Decades ago, the leader of my writing group posed a question: “How did you fall in love with writing?” As I thought about it, I realized that a love of writing didn’t come first. Before that, I fell in love with the sound of words. Because of the songs my grandfather sang and the poems he recited, I learned to savor and treasure words.
In honor of his love of poetry, I wrote a poem that night, expressing gratitude for the gift Granddad had given me. Some of the words from that poem, “A Mighty Man Was He,” written so long ago, found their way into the devotion based on Psalm 119.
When reading the psalm, I found a word I hadn’t noticed before: unfolding.

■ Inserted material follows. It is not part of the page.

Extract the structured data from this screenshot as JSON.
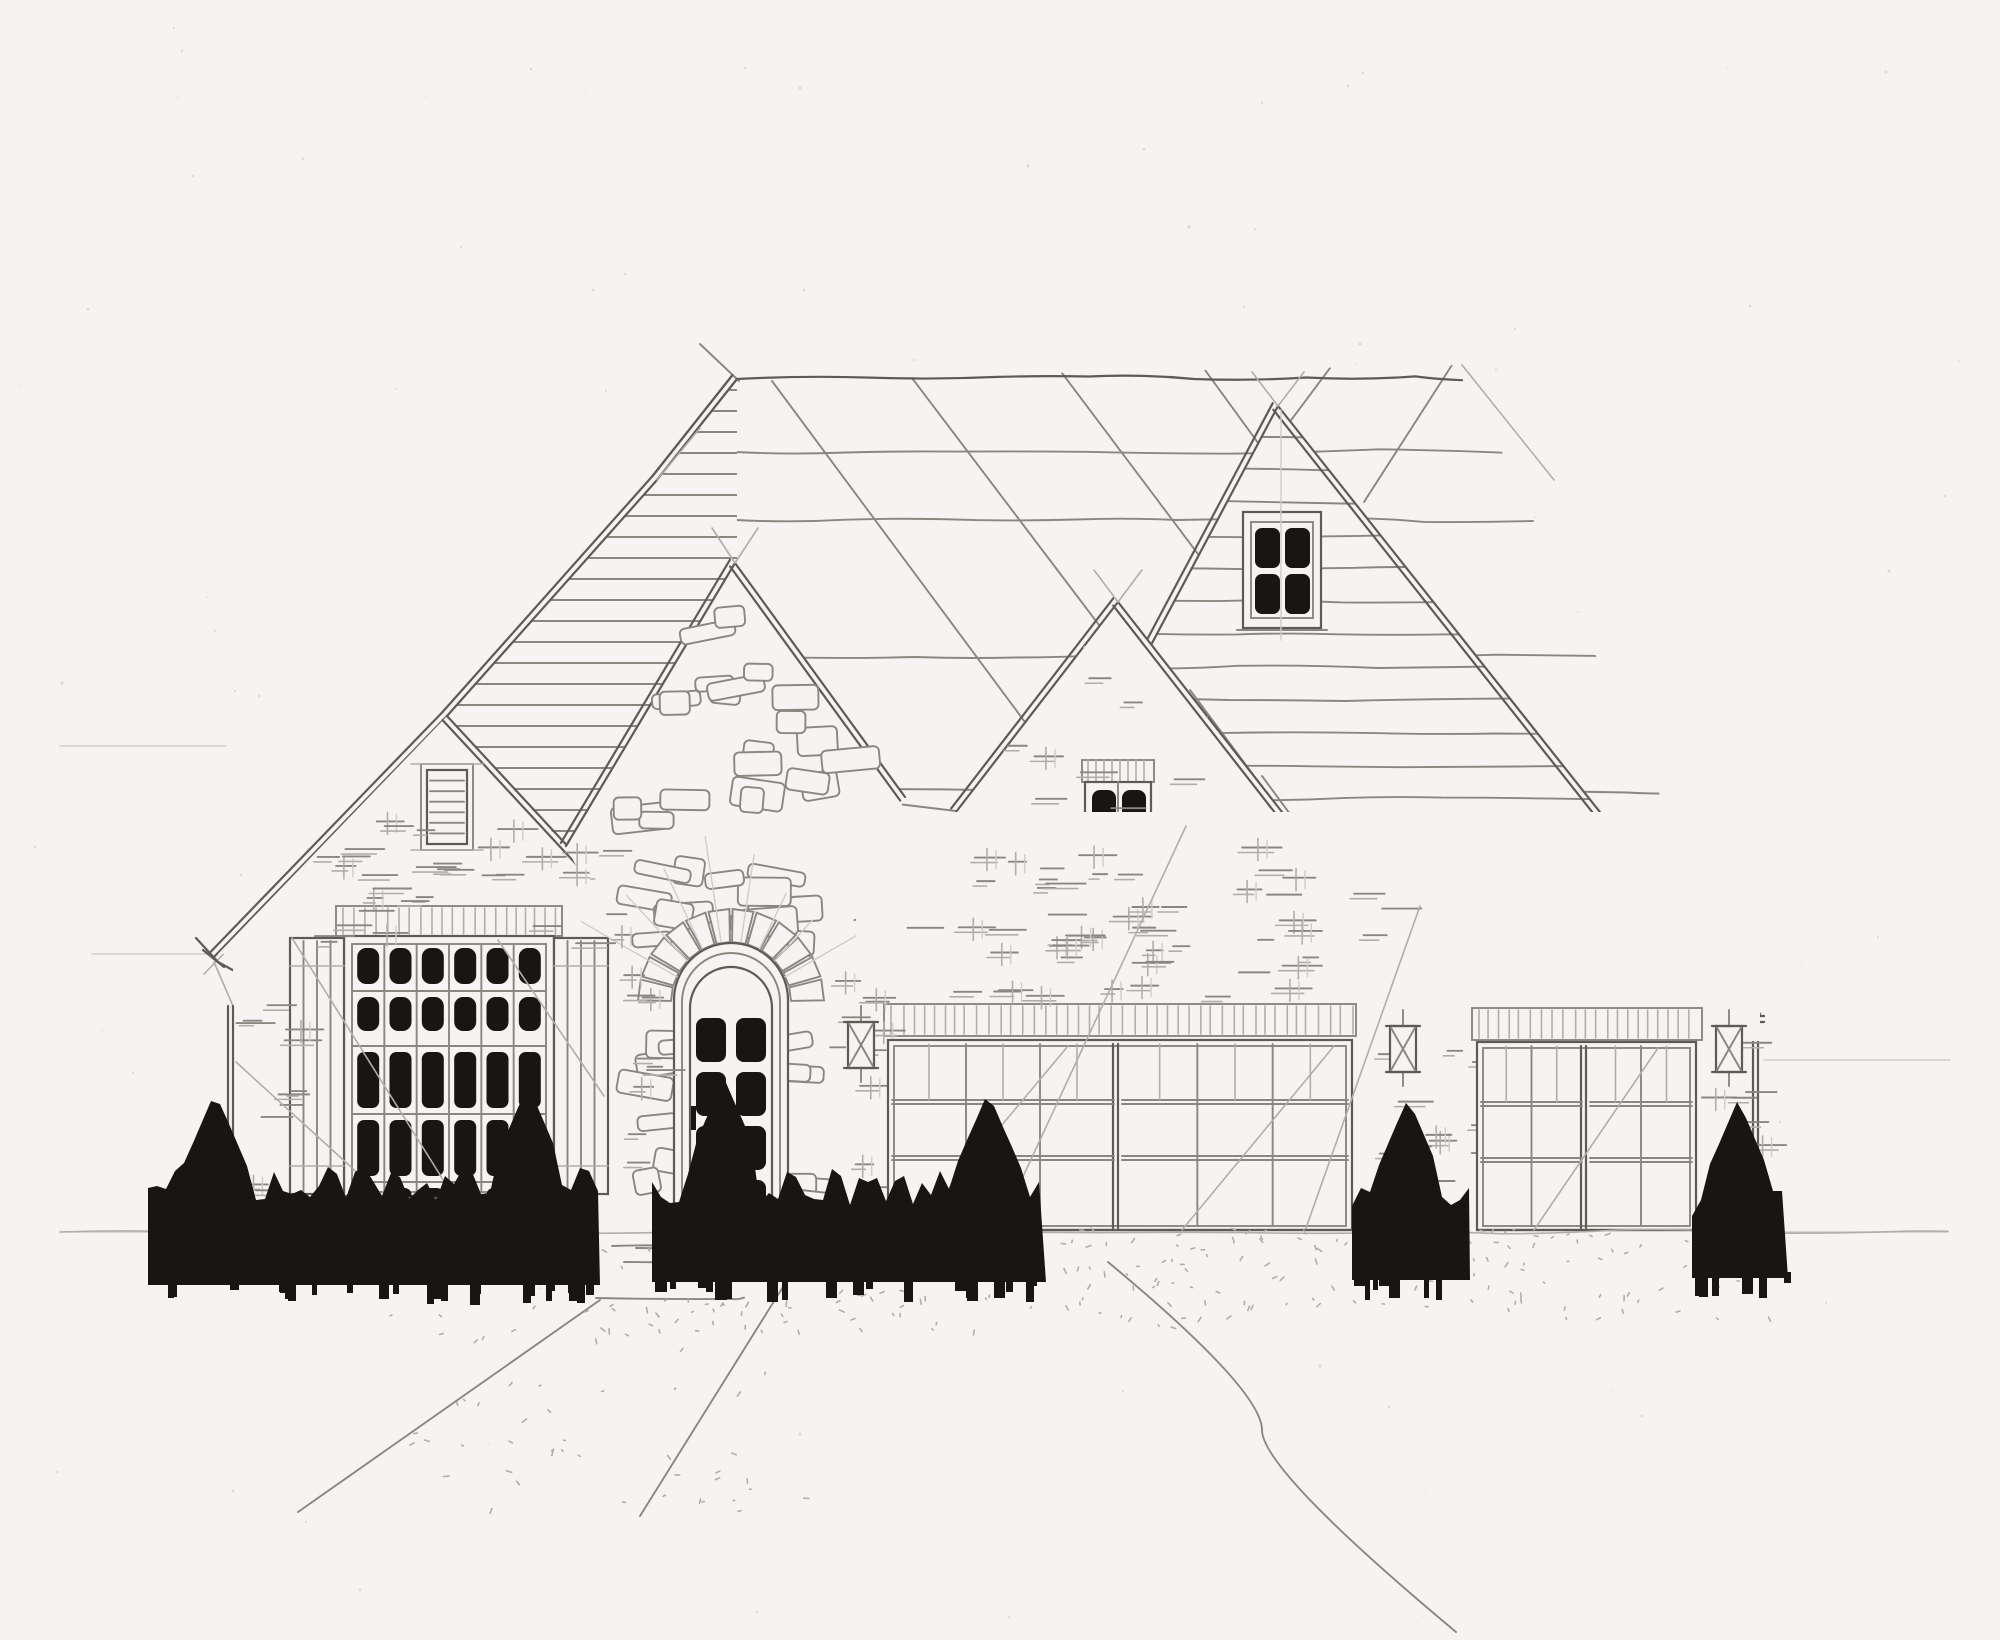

It struck me as gift-like. How much like a treasured gift is God’s word! I immediately thought of Granddad. He’d given me the gift of loving words. And that gift had taught me to treasure the word of God.
“A Mighty Man Was He”*
Granddad was a quiet man,
but the poems he loved
were meant to be spoken;
he couldn’t hold them back.
They came in snatches as he walked or drove,
full length in the evenings when the cicadas hummed
and we rocked in the glider on the screened porch.
I’d snuggle next to him,
my cheek against his flannel shirt
softened by years of wear,
his gray whiskers scratching my forehead.
He smelled of outdoors and talcum powder
masking a hint of body odor that wouldn’t be washed away
until his Saturday night bath—
more working man than poet.
But if I was quiet long enough,
he’d unfold his words slowly—
a connoisseur reveling in their rhythm.
His voice would grow with the stories
and I would labor with the village smithy
under the spreading chestnut tree,
convinced that the mighty man
was Granddad himself,
or stomp my spurred boots with Paul Revere,
impatient for our midnight ride.
With my head on Granddad’s chest,
his voice rumbling in my ear,
I heard the music of poetry in every sonorous word,
felt its beat in the rhythm of his heart,
and knew its power
in his arms.
*Title comes from Henry Wadsworth Longfellow’s “The Village Blacksmith.”